Spot trading changes that. Clients will now be able to buy and sell the assets themselves, even if the structure still keeps the activity tightly contained inside Schwab’s own ecosystem.

The crypto accounts will be offered through Charles Schwab Premier Bank, with Schwab acting as custodian. Paxos will handle trade execution on the back end, giving the firm outside blockchain infrastructure while keeping the client-facing relationship under the Schwab name.

The fee is not especially cheap. Schwab said it will charge 75 basis points per transaction, which places the product more in the convenience-and-trust category than the low-cost, crypto-native one.

A cautious rollout comes with early limits

The launch is not a full-featured crypto account, at least not yet. Clients will not be able to deposit or withdraw digital assets at launch, meaning any Bitcoin or Ethereum they want to trade must be purchased directly through Schwab’s system. That is a notable restriction, and probably an intentional one.
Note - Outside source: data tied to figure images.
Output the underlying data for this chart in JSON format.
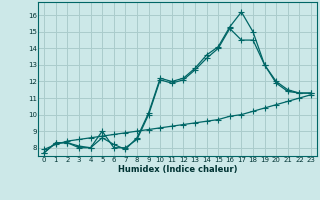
{
  "bg_color": "#cce8e8",
  "grid_color": "#aacccc",
  "line_color": "#006666",
  "xlabel": "Humidex (Indice chaleur)",
  "xlim": [
    -0.5,
    23.5
  ],
  "ylim": [
    7.5,
    16.8
  ],
  "yticks": [
    8,
    9,
    10,
    11,
    12,
    13,
    14,
    15,
    16
  ],
  "xticks": [
    0,
    1,
    2,
    3,
    4,
    5,
    6,
    7,
    8,
    9,
    10,
    11,
    12,
    13,
    14,
    15,
    16,
    17,
    18,
    19,
    20,
    21,
    22,
    23
  ],
  "line1_x": [
    0,
    1,
    2,
    3,
    4,
    5,
    6,
    7,
    8,
    9,
    10,
    11,
    12,
    13,
    14,
    15,
    16,
    17,
    18,
    19,
    20,
    21,
    22,
    23
  ],
  "line1_y": [
    7.7,
    8.3,
    8.3,
    8.1,
    8.0,
    8.6,
    8.2,
    7.9,
    8.6,
    10.1,
    12.2,
    12.0,
    12.2,
    12.8,
    13.6,
    14.1,
    15.3,
    16.2,
    15.0,
    13.0,
    12.0,
    11.5,
    11.3,
    11.3
  ],
  "line2_x": [
    0,
    1,
    2,
    3,
    4,
    5,
    6,
    7,
    8,
    9,
    10,
    11,
    12,
    13,
    14,
    15,
    16,
    17,
    18,
    19,
    20,
    21,
    22,
    23
  ],
  "line2_y": [
    7.7,
    8.3,
    8.3,
    8.0,
    8.0,
    9.0,
    8.0,
    8.0,
    8.5,
    10.0,
    12.1,
    11.9,
    12.1,
    12.7,
    13.4,
    14.0,
    15.2,
    14.5,
    14.5,
    13.0,
    11.9,
    11.4,
    11.3,
    11.3
  ],
  "line3_x": [
    0,
    1,
    2,
    3,
    4,
    5,
    6,
    7,
    8,
    9,
    10,
    11,
    12,
    13,
    14,
    15,
    16,
    17,
    18,
    19,
    20,
    21,
    22,
    23
  ],
  "line3_y": [
    7.9,
    8.2,
    8.4,
    8.5,
    8.6,
    8.7,
    8.8,
    8.9,
    9.0,
    9.1,
    9.2,
    9.3,
    9.4,
    9.5,
    9.6,
    9.7,
    9.9,
    10.0,
    10.2,
    10.4,
    10.6,
    10.8,
    11.0,
    11.2
  ]
}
The service will also be unavailable to residents of New York and Louisiana, a reminder that state-level regulatory complexity still shapes even the largest firms’ crypto ambitions.

Still, the direction is clear enough. Schwab is no longer treating crypto as something its clients access only from the side. It is bringing spot trading into the core brokerage experience, even if the first version arrives with training wheels still on.